A questionnaire was sent to the departments of general surgery of 128 medical schools and clinics with independent surgical training programs.
All the departments of surgery affiliated with medical schools and clinics in the United States.
All department chairpersons of the general surgical services in the United States.
Main Outcome Measure
To identify graduates of foreign medical schools who had their training in the United States, their area of expertise, and their present positions.
One hundred twenty-two (95.3%) of the 128 medical schools and clinics replied to the questionnaire. Of the 122, 108 (88.5%) had at least 1 international medical graduate (IMG) on their faculty; 572 IMGs were identified on the surgical faculty, of which 538 were men and 34 were women. These individuals represent 72 countries or colonies and most continents and regions of the world. Fourteen are or have been department chairpersons. Asia, with 172 medical graduates, contributed the highest number of graduates, followed by North, Central, and South America, with 136 total, and Europe, with 123. India, followed by Canada, South Africa, the United Kingdom, and the People's Republic of China, accounts for a large number of the individuals. The states with the most IMGs were California, 78; New York, 75; and Illinois, 42.
International medical graduates account for 10% of the academic surgical faculty in the United States. These graduates come from all countries and regions of the world. International medical graduates occupy faculty positions commensurate with experience. Fourteen are or have been department chairpersons. Since 1960, there has been an increasing number of appointments of IMGs to faculty of the departments of surgery. The results of this survey suggest that the experience of the IMG in US surgery has been quite favorable.
SINCE THE early 1960s international medical graduates (IMGs) have played a major role in the provision of health care in the United States. In 1963, IMGs formed a little more than 10% of the physician work force; by 1970, this number had risen to almost 18%.1 Today, IMGs constitute about 24% of US physicians.1
This study determines and delineates the contributions of graduates of medical schools outside of the United States who came to the United States for surgical training and then joined the academic surgical faculty.
A questionnaire was sent to the departments of general surgery of 128 medical schools and clinics that have independent surgical training programs (Figure 1). The questionnaire asked for (1) the names of those individuals who had graduated from foreign medical schools but had their surgical training in the United States, (2) the area of expertise of these individuals, and (3) the present positions of these individuals. No attempt was made to identify US citizens who went to foreign medical schools and then returned to the United States for surgical training. The survey was conducted between August 1992 and May 1994. However, responses to the survey were received as late as December 1995.

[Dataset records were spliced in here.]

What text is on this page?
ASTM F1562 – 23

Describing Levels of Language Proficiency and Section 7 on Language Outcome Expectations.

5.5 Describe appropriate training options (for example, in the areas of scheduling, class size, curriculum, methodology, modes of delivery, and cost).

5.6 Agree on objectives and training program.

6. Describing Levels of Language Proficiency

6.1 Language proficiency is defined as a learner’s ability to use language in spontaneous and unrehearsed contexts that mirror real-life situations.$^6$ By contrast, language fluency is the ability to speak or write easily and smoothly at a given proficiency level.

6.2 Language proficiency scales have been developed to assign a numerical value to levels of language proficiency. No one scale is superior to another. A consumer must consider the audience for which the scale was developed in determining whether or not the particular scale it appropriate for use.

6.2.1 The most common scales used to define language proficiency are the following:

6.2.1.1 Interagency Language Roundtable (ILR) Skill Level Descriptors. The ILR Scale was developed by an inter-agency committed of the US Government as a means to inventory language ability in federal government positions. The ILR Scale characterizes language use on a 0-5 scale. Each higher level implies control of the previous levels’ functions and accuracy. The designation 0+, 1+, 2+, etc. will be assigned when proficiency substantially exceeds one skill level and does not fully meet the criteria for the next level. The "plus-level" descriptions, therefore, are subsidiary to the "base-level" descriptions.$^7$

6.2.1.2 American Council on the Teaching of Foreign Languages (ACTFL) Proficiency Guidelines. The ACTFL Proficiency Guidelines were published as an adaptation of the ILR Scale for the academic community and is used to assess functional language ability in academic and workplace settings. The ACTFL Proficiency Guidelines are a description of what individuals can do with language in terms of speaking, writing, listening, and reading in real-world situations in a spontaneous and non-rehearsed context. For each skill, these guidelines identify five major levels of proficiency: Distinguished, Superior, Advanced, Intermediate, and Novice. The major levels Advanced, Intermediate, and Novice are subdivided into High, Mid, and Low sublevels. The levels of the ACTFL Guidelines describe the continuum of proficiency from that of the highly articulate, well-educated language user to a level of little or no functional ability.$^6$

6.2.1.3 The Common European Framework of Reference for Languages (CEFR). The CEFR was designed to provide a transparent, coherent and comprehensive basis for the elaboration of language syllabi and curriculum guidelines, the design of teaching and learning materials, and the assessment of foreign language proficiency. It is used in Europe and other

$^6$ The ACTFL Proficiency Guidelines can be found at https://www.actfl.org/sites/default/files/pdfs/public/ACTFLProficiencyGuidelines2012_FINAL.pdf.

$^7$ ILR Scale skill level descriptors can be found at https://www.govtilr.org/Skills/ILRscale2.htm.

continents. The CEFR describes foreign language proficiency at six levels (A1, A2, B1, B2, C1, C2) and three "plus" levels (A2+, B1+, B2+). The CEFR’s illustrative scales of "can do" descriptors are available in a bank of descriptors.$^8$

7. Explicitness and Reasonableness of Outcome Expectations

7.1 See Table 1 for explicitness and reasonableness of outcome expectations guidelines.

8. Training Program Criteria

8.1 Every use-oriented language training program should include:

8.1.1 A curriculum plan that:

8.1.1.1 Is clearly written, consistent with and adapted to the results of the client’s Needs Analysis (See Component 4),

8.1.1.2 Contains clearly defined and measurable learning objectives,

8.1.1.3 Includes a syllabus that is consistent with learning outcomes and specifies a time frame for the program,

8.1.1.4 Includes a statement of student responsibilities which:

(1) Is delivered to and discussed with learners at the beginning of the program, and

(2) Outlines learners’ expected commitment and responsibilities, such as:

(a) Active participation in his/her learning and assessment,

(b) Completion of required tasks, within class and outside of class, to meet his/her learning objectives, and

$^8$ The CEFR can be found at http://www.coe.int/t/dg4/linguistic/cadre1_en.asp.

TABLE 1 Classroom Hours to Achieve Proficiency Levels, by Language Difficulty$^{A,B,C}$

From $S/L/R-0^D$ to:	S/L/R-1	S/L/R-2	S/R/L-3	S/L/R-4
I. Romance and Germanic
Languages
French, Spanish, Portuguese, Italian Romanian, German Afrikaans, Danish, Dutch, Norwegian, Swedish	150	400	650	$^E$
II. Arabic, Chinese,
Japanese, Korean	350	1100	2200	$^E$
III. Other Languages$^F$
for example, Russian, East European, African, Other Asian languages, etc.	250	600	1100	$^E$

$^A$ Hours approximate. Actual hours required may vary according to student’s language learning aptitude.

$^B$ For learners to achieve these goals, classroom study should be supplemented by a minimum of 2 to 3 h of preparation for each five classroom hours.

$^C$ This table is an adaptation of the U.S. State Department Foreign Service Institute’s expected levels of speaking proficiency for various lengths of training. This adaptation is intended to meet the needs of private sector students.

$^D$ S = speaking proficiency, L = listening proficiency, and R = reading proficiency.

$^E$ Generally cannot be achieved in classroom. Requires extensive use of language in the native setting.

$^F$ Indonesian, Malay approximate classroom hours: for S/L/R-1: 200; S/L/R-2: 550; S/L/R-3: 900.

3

Of the 128 medical schools and clinics that received the questionnaire, 122 (95.3%) replied. Of the 122, 108 (88.5%) had at least 1 IMG on their faculty. Fourteen (11.5%) of those who replied did not have any IMGs on their faculty. Five hundred seventy-two IMGs were identified from the surgical faculty, of which 538 were men and 34 were women. These individuals represent 72 countries or colonies and most continents and regions of the world (Table 1). The countries with at least 10 or more graduates on academic surgical faculties in the United States were the following: India, 88; Canada, 62; South Africa, 28; the United Kingdom, 28; the People's Republic of China, 25; Lebanon, 22; Argentina, 19; Italy, 15; Egypt, 14; Japan, 14; Iran, 13; the Philippines, 13; Peru, 13; Germany, 13; Ireland, 12; South Korea, 11; Mexico, 11; and Israel, 11.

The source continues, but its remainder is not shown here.